James Colnett, a veteran of James Cook's second voyage to North America, was an early participant in the maritime sea otter trade. Between 1786 and 1789 his two-vessel expedition traversed the Northwest Coast from Prince William Sound to Vancouver Island and wintered on the Hawaiian Islands. Along the way, he and his crew had some remarkable encounters with Native peoples of the Northwest Coast and the Hawaiian Islands: they were the first Europeans to encounter the Tsimshian and the southern Heiltsuk peoples as well as the first to land on the southern Queen Charlotte Islands. Colnett's journal of this expedition is published here for the first time. Editor Robert Galois provides extensive annotations, along with an introductory essay addressing the geopolitical context of the voyage and the intellectual background that shaped the writing of the journal.
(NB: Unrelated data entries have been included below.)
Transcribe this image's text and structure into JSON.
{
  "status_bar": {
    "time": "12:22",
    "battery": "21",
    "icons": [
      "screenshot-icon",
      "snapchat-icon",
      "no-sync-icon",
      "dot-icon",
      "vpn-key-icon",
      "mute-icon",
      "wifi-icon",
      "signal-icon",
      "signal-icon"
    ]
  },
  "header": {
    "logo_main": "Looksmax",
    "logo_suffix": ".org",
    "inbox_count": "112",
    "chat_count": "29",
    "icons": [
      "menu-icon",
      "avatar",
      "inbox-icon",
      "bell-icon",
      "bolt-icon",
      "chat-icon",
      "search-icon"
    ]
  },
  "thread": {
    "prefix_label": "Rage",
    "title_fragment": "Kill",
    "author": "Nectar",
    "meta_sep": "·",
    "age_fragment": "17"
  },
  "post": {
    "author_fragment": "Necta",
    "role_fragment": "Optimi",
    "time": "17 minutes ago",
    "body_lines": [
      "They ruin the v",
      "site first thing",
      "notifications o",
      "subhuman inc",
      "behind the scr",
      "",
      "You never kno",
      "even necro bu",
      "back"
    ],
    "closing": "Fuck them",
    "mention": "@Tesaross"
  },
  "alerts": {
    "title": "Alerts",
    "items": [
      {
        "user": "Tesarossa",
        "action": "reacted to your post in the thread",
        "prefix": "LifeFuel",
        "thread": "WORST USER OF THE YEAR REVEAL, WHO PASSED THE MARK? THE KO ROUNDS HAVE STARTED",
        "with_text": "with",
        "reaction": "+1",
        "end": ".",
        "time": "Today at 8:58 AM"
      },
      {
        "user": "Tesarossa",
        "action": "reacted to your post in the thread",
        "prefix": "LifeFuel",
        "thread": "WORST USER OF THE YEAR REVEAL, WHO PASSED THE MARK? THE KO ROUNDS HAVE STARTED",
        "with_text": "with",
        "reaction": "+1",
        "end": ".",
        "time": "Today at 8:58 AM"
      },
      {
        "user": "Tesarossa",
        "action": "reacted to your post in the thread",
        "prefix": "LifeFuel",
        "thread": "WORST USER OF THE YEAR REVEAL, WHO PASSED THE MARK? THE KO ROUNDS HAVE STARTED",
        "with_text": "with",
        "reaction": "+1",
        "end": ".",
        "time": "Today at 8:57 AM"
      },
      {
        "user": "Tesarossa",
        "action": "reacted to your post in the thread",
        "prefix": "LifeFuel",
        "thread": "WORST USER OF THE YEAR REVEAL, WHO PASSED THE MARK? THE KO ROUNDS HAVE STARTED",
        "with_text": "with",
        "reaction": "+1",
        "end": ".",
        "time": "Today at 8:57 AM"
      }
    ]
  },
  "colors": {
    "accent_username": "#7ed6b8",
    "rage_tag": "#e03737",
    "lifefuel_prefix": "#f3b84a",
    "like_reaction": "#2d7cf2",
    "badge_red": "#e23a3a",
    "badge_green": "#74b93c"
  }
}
Galois supplements Colnett's writings with extracts from a second journal -- also previously unpublished -- by Andrew Bracey Taylor, third mate on one of the ships under Colnett's command. Also included are illustrations from Colnett's journals and a variety of maps, both contemporary and historical. This fascinating and informative account offers a new understanding of the early European presence in the Northwest and of Native responses to these developments. It will interest historians, geographers, and ethnographers of the Northwest Coast and beyond.